Da Shan Zi, 798 Art District, 4 Jiuxianqiao Road, Chaoyang District, Beijing, China
International visitors to Beijing Commune, by any measure one of the most discreet, well-lit, and downright Chelsea-ite spaces in the 798 Art District, will most likely have a certain impression of Wang Guangle, whose beautifully surfaced paintings have adorned many a group exhibition over the past several years. His Coffin Paintings, which appropriate Fujian folk customs by using an enamel lacquer with which the aged paint layer upon layer over the own coffins, are strikingly textured two-dimensional objects that seem perfectly calculated to insert ambiguously beautiful visions of otherness into a broadly postcolonial art world. His abstract number paintings, each one titled after its date of completion, drop the identity politics but seize upon digital fade techniques to produce geometric visions of an almost-Chinese op-art. His Terrazzo paintings constitute brilliant vertical transformations of the paradigmatic ersatz marble floors that are constantly underfoot in the converted factories-turned-studios so pervasive throughout the Chinese art world.

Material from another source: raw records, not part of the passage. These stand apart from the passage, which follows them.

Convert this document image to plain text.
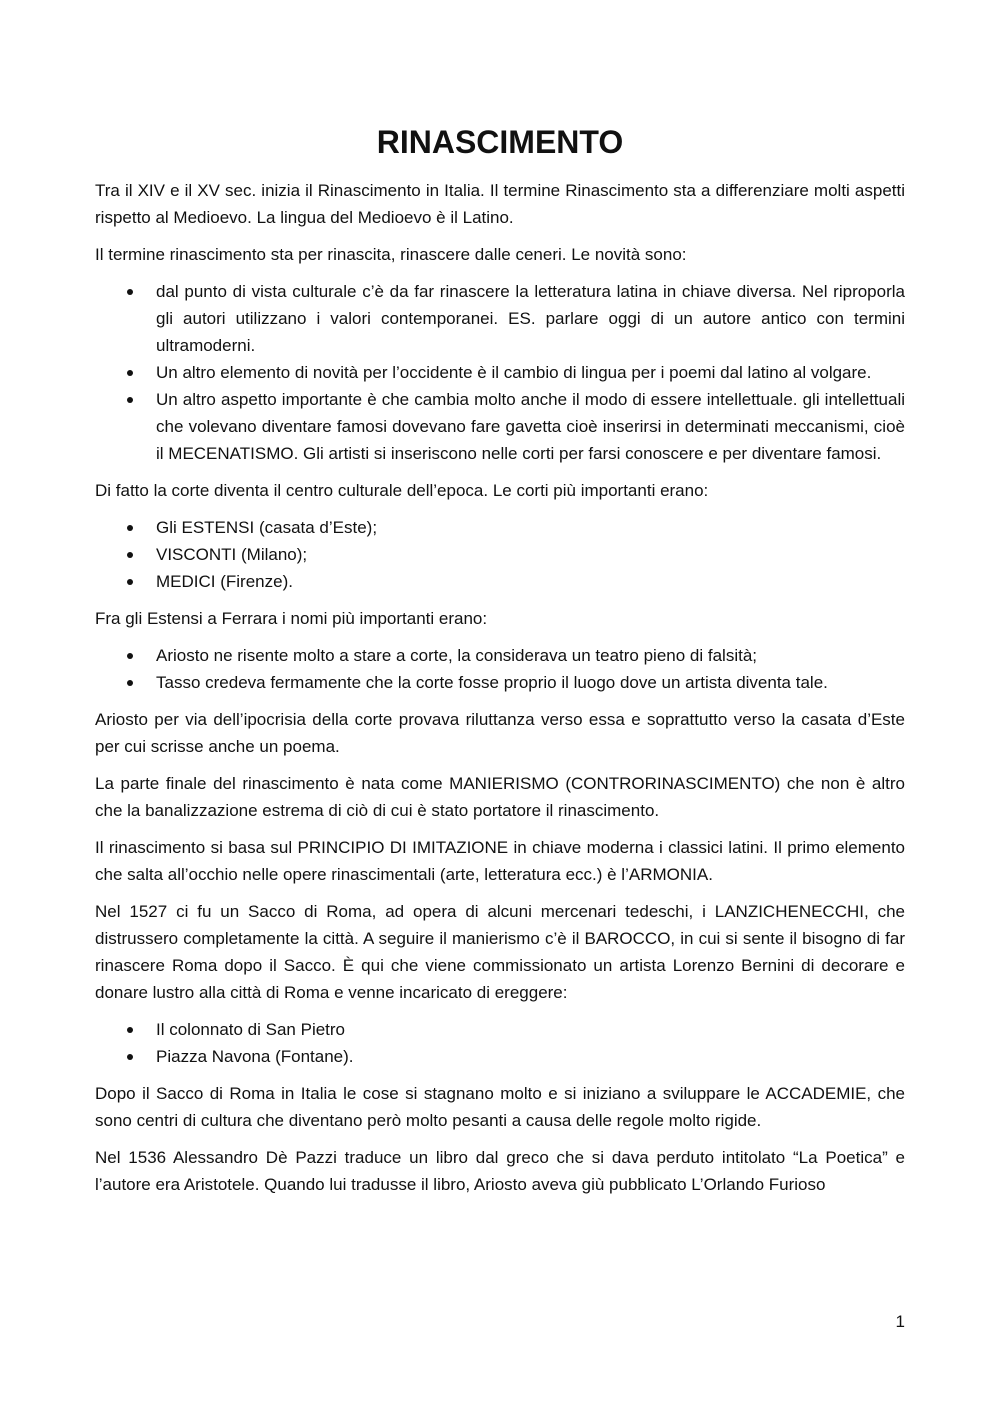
RINASCIMENTO

Tra il XIV e il XV sec. inizia il Rinascimento in Italia. Il termine Rinascimento sta a differenziare molti aspetti rispetto al Medioevo. La lingua del Medioevo è il Latino.

Il termine rinascimento sta per rinascita, rinascere dalle ceneri. Le novità sono:

dal punto di vista culturale c’è da far rinascere la letteratura latina in chiave diversa. Nel riproporla gli autori utilizzano i valori contemporanei. ES. parlare oggi di un autore antico con termini ultramoderni.
Un altro elemento di novità per l’occidente è il cambio di lingua per i poemi dal latino al volgare.
Un altro aspetto importante è che cambia molto anche il modo di essere intellettuale. gli intellettuali che volevano diventare famosi dovevano fare gavetta cioè inserirsi in determinati meccanismi, cioè il MECENATISMO. Gli artisti si inseriscono nelle corti per farsi conoscere e per diventare famosi.

Di fatto la corte diventa il centro culturale dell’epoca. Le corti più importanti erano:

Gli ESTENSI (casata d’Este);
VISCONTI (Milano);
MEDICI (Firenze).

Fra gli Estensi a Ferrara i nomi più importanti erano:

Ariosto ne risente molto a stare a corte, la considerava un teatro pieno di falsità;
Tasso credeva fermamente che la corte fosse proprio il luogo dove un artista diventa tale.

Ariosto per via dell’ipocrisia della corte provava riluttanza verso essa e soprattutto verso la casata d’Este per cui scrisse anche un poema.

La parte finale del rinascimento è nata come MANIERISMO (CONTRORINASCIMENTO) che non è altro che la banalizzazione estrema di ciò di cui è stato portatore il rinascimento.

Il rinascimento si basa sul PRINCIPIO DI IMITAZIONE in chiave moderna i classici latini. Il primo elemento che salta all’occhio nelle opere rinascimentali (arte, letteratura ecc.) è l’ARMONIA.

Nel 1527 ci fu un Sacco di Roma, ad opera di alcuni mercenari tedeschi, i LANZICHENECCHI, che distrussero completamente la città. A seguire il manierismo c’è il BAROCCO, in cui si sente il bisogno di far rinascere Roma dopo il Sacco. È qui che viene commissionato un artista Lorenzo Bernini di decorare e donare lustro alla città di Roma e venne incaricato di ereggere:

Il colonnato di San Pietro
Piazza Navona (Fontane).

Dopo il Sacco di Roma in Italia le cose si stagnano molto e si iniziano a sviluppare le ACCADEMIE, che sono centri di cultura che diventano però molto pesanti a causa delle regole molto rigide.

Nel 1536 Alessandro Dè Pazzi traduce un libro dal greco che si dava perduto intitolato “La Poetica” e l’autore era Aristotele. Quando lui tradusse il libro, Ariosto aveva giù pubblicato L’Orlando Furioso

1
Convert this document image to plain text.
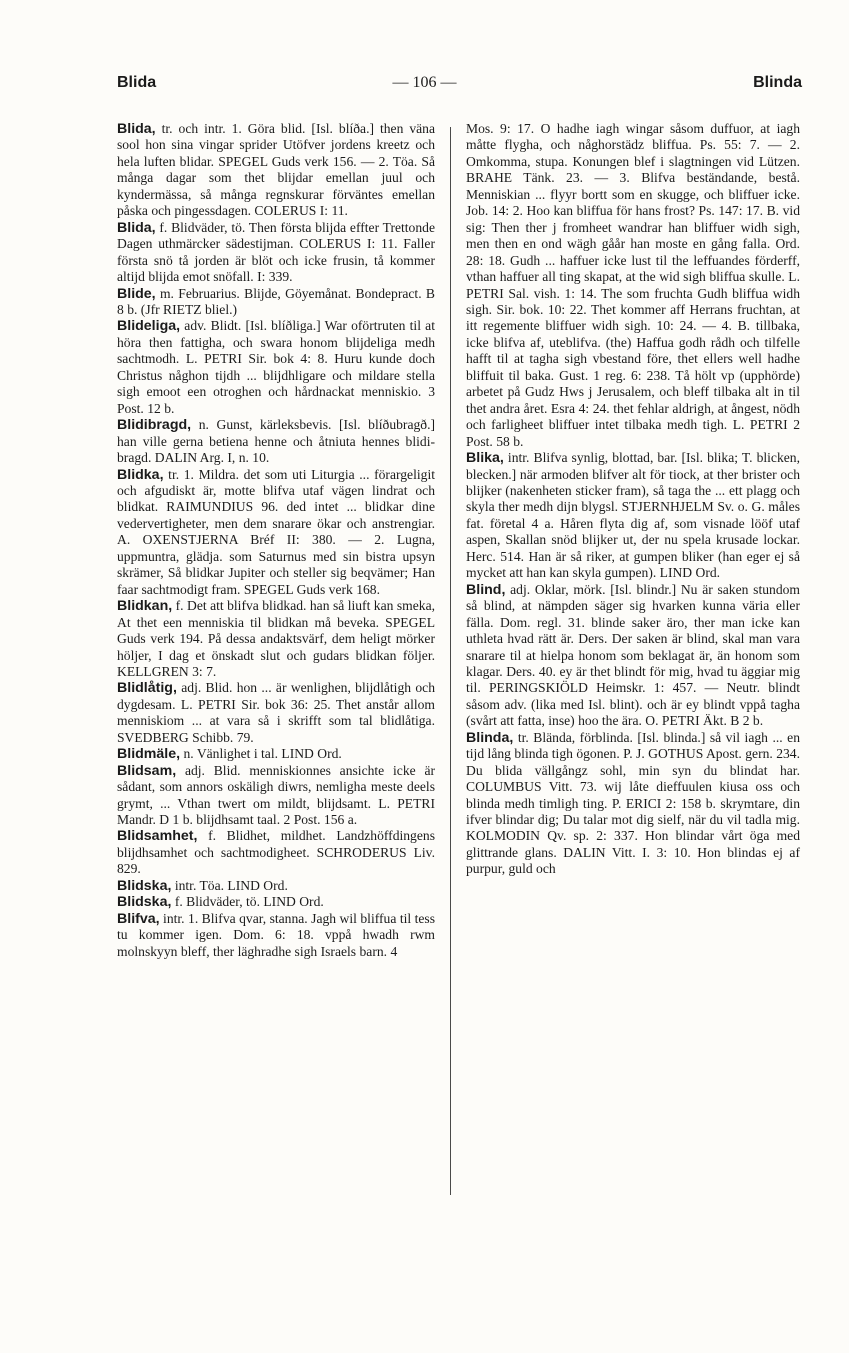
Blida	— 106 —	Blinda

Blida, tr. och intr. 1. Göra blid. [Isl. blíða.] then väna sool hon sina vingar sprider Utöfver jordens kreetz och hela luften blidar. SPEGEL Guds verk 156. — 2. Töa. Så många dagar som thet blijdar emellan juul och kyndermässa, så många regnskurar förväntes emellan påska och pingessdagen. COLERUS I: 11.

Blida, f. Blidväder, tö. Then första blijda effter Trettonde Dagen uthmärcker sädestijman. COLERUS I: 11. Faller första snö tå jorden är blöt och icke frusin, tå kommer altijd blijda emot snöfall. I: 339.

Blide, m. Februarius. Blijde, Göyemånat. Bondepract. B 8 b. (Jfr RIETZ bliel.)

Blideliga, adv. Blidt. [Isl. blíðliga.] War oförtruten til at höra then fattigha, och swara honom blijdeliga medh sachtmodh. L. PETRI Sir. bok 4: 8. Huru kunde doch Christus någhon tijdh ... blijdhligare och mildare stella sigh emoot een otroghen och hårdnackat menniskio. 3 Post. 12 b.

Blidibragd, n. Gunst, kärleksbevis. [Isl. blíðubragð.] han ville gerna betiena henne och åtniuta hennes blidi-bragd. DALIN Arg. I, n. 10.

Blidka, tr. 1. Mildra. det som uti Liturgia ... förargeligit och afgudiskt är, motte blifva utaf vägen lindrat och blidkat. RAIMUNDIUS 96. ded intet ... blidkar dine vedervertigheter, men dem snarare ökar och anstrengiar. A. OXENSTJERNA Bréf II: 380. — 2. Lugna, uppmuntra, glädja. som Saturnus med sin bistra upsyn skrämer, Så blidkar Jupiter och steller sig beqvämer; Han faar sachtmodigt fram. SPEGEL Guds verk 168.

Blidkan, f. Det att blifva blidkad. han så liuft kan smeka, At thet een menniskia til blidkan må beveka. SPEGEL Guds verk 194. På dessa andaktsvärf, dem heligt mörker höljer, I dag et önskadt slut och gudars blidkan följer. KELLGREN 3: 7.

Blidlåtig, adj. Blid. hon ... är wenlighen, blijdlåtigh och dygdesam. L. PETRI Sir. bok 36: 25. Thet anstår allom menniskiom ... at vara så i skrifft som tal blidlåtiga. SVEDBERG Schibb. 79.

Blidmäle, n. Vänlighet i tal. LIND Ord.

Blidsam, adj. Blid. menniskionnes ansichte icke är sådant, som annors oskäligh diwrs, nemligha meste deels grymt, ... Vthan twert om mildt, blijdsamt. L. PETRI Mandr. D 1 b. blijdhsamt taal. 2 Post. 156 a.

Blidsamhet, f. Blidhet, mildhet. Landzhöffdingens blijdhsamhet och sachtmodigheet. SCHRODERUS Liv. 829.

Blidska, intr. Töa. LIND Ord.

Blidska, f. Blidväder, tö. LIND Ord.

Blifva, intr. 1. Blifva qvar, stanna. Jagh wil bliffua til tess tu kommer igen. Dom. 6: 18. vppå hwadh rwm molnskyyn bleff, ther läghradhe sigh Israels barn. 4

Mos. 9: 17. O hadhe iagh wingar såsom duffuor, at iagh måtte flygha, och någhorstädz bliffua. Ps. 55: 7. — 2. Omkomma, stupa. Konungen blef i slagtningen vid Lützen. BRAHE Tänk. 23. — 3. Blifva beständande, bestå. Menniskian ... flyyr bortt som en skugge, och bliffuer icke. Job. 14: 2. Hoo kan bliffua för hans frost? Ps. 147: 17. B. vid sig: Then ther j fromheet wandrar han bliffuer widh sigh, men then en ond wägh gåår han moste en gång falla. Ord. 28: 18. Gudh ... haffuer icke lust til the leffuandes förderff, vthan haffuer all ting skapat, at the wid sigh bliffua skulle. L. PETRI Sal. vish. 1: 14. The som fruchta Gudh bliffua widh sigh. Sir. bok. 10: 22. Thet kommer aff Herrans fruchtan, at itt regemente bliffuer widh sigh. 10: 24. — 4. B. tillbaka, icke blifva af, uteblifva. (the) Haffua godh rådh och tilfelle hafft til at tagha sigh vbestand före, thet ellers well hadhe bliffuit til baka. Gust. 1 reg. 6: 238. Tå hölt vp (upphörde) arbetet på Gudz Hws j Jerusalem, och bleff tilbaka alt in til thet andra året. Esra 4: 24. thet fehlar aldrigh, at ångest, nödh och farligheet bliffuer intet tilbaka medh tigh. L. PETRI 2 Post. 58 b.

Blika, intr. Blifva synlig, blottad, bar. [Isl. blika; T. blicken, blecken.] när armoden blifver alt för tiock, at ther brister och blijker (nakenheten sticker fram), så taga the ... ett plagg och skyla ther medh dijn blygsl. STJERNHJELM Sv. o. G. måles fat. företal 4 a. Håren flyta dig af, som visnade lööf utaf aspen, Skallan snöd blijker ut, der nu spela krusade lockar. Herc. 514. Han är så riker, at gumpen bliker (han eger ej så mycket att han kan skyla gumpen). LIND Ord.

Blind, adj. Oklar, mörk. [Isl. blindr.] Nu är saken stundom så blind, at nämpden säger sig hvarken kunna väria eller fälla. Dom. regl. 31. blinde saker äro, ther man icke kan uthleta hvad rätt är. Ders. Der saken är blind, skal man vara snarare til at hielpa honom som beklagat är, än honom som klagar. Ders. 40. ey är thet blindt för mig, hvad tu äggiar mig til. PERINGSKIÖLD Heimskr. 1: 457. — Neutr. blindt såsom adv. (lika med Isl. blint). och är ey blindt vppå tagha (svårt att fatta, inse) hoo the ära. O. PETRI Äkt. B 2 b.

Blinda, tr. Blända, förblinda. [Isl. blinda.] så vil iagh ... en tijd lång blinda tigh ögonen. P. J. GOTHUS Apost. gern. 234. Du blida vällgångz sohl, min syn du blindat har. COLUMBUS Vitt. 73. wij låte dieffuulen kiusa oss och blinda medh timligh ting. P. ERICI 2: 158 b. skrymtare, din ifver blindar dig; Du talar mot dig sielf, när du vil tadla mig. KOLMODIN Qv. sp. 2: 337. Hon blindar vårt öga med glittrande glans. DALIN Vitt. I. 3: 10. Hon blindas ej af purpur, guld och
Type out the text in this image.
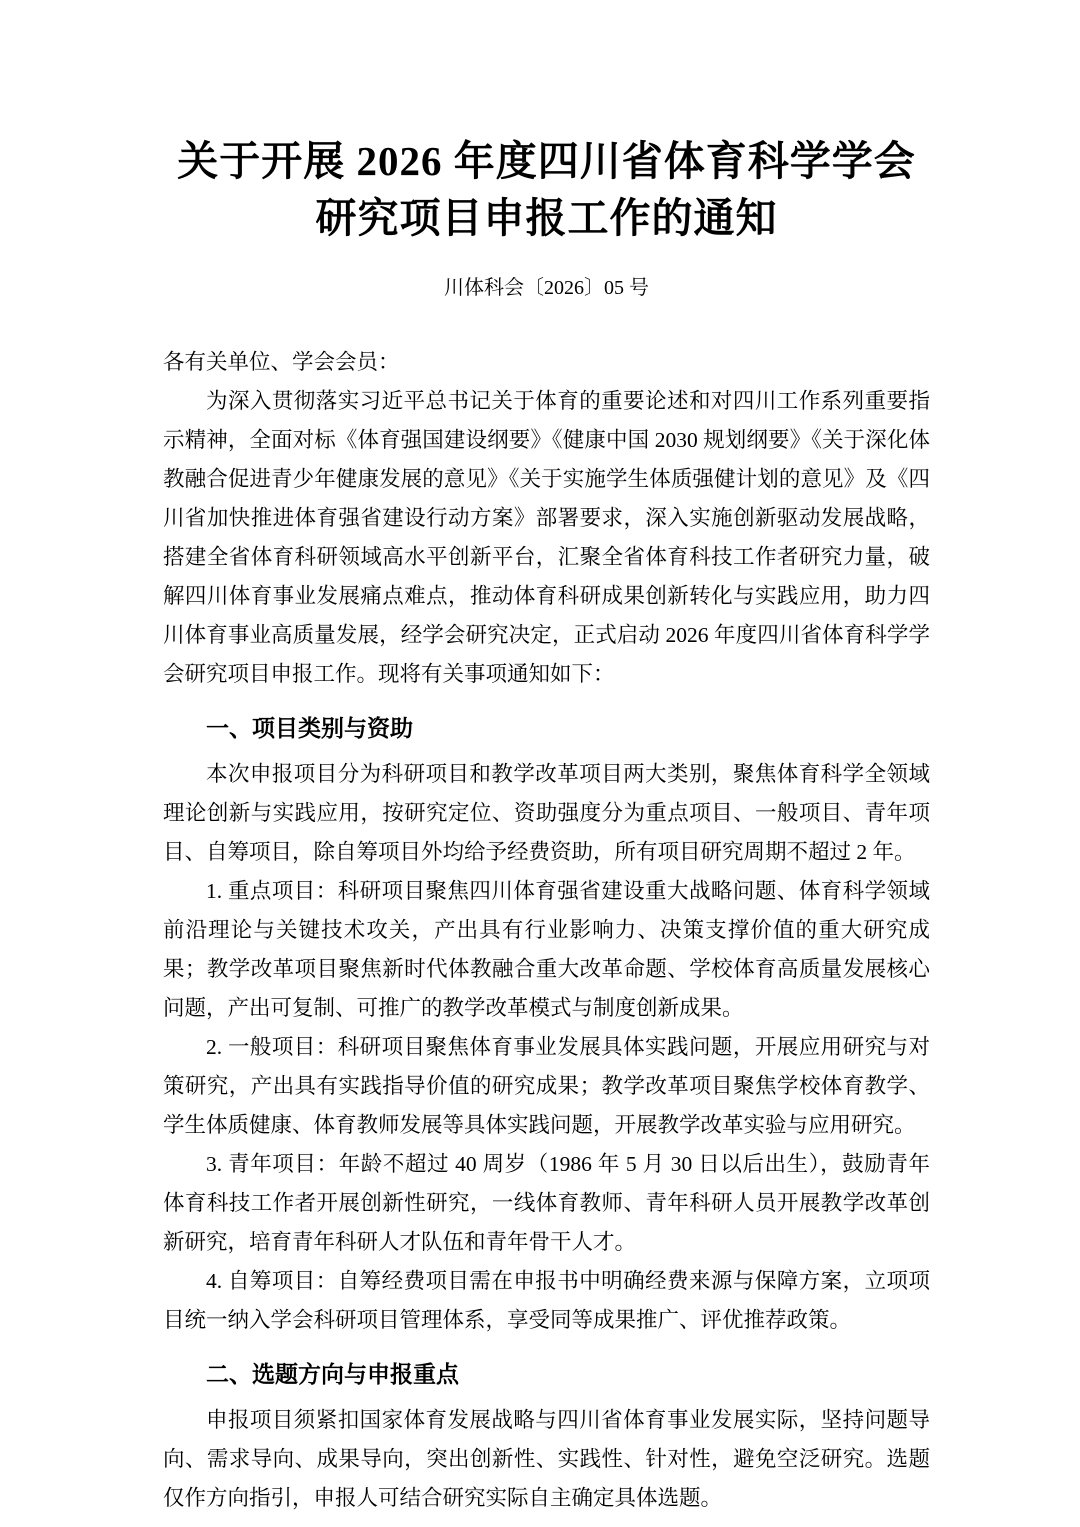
关于开展 2026 年度四川省体育科学学会
研究项目申报工作的通知
川体科会〔2026〕05 号

各有关单位、学会会员：

为深入贯彻落实习近平总书记关于体育的重要论述和对四川工作系列重要指示精神，全面对标《体育强国建设纲要》《健康中国 2030 规划纲要》《关于深化体教融合促进青少年健康发展的意见》《关于实施学生体质强健计划的意见》及《四川省加快推进体育强省建设行动方案》部署要求，深入实施创新驱动发展战略，搭建全省体育科研领域高水平创新平台，汇聚全省体育科技工作者研究力量，破解四川体育事业发展痛点难点，推动体育科研成果创新转化与实践应用，助力四川体育事业高质量发展，经学会研究决定，正式启动 2026 年度四川省体育科学学会研究项目申报工作。现将有关事项通知如下：

一、项目类别与资助

本次申报项目分为科研项目和教学改革项目两大类别，聚焦体育科学全领域理论创新与实践应用，按研究定位、资助强度分为重点项目、一般项目、青年项目、自筹项目，除自筹项目外均给予经费资助，所有项目研究周期不超过 2 年。

1. 重点项目：科研项目聚焦四川体育强省建设重大战略问题、体育科学领域前沿理论与关键技术攻关，产出具有行业影响力、决策支撑价值的重大研究成果；教学改革项目聚焦新时代体教融合重大改革命题、学校体育高质量发展核心问题，产出可复制、可推广的教学改革模式与制度创新成果。

2. 一般项目：科研项目聚焦体育事业发展具体实践问题，开展应用研究与对策研究，产出具有实践指导价值的研究成果；教学改革项目聚焦学校体育教学、学生体质健康、体育教师发展等具体实践问题，开展教学改革实验与应用研究。

3. 青年项目：年龄不超过 40 周岁（1986 年 5 月 30 日以后出生），鼓励青年体育科技工作者开展创新性研究，一线体育教师、青年科研人员开展教学改革创新研究，培育青年科研人才队伍和青年骨干人才。

4. 自筹项目：自筹经费项目需在申报书中明确经费来源与保障方案，立项项目统一纳入学会科研项目管理体系，享受同等成果推广、评优推荐政策。

二、选题方向与申报重点

申报项目须紧扣国家体育发展战略与四川省体育事业发展实际，坚持问题导向、需求导向、成果导向，突出创新性、实践性、针对性，避免空泛研究。选题仅作方向指引，申报人可结合研究实际自主确定具体选题。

These are, almost without exception, stunning assemblies of paint on surface. But Wang Guangle has always been more than a parlor painter: before there was Terrazzo, for instance, there was The Wall. When the artist received notice that his studio (also covered with terrazzo flooring) would be demolished, he decided to offer it an ephemeral memorial by painting one entire wall with the marbled pattern, working feverishly to cover the surface before the wrecking ball fell. This demonstrates a certain affinity with scale, process, and monumentality, all of which come back into play with the sole work on offer in the current exhibition: 20110423 (2011). Consisting of a wall-mounted ellipse almost fifteen meters long by four-and-a-half meters tall and jutting out from the wall at a maximum of a half meter, this is a monolith of layers of paint and plaster. Subverting the current tendency towards slacker minimalism, Wang has become something of an overachiever: this is a beautiful experience of scale and form, for sure, but it is also a hugely physical instantiation of labor and time.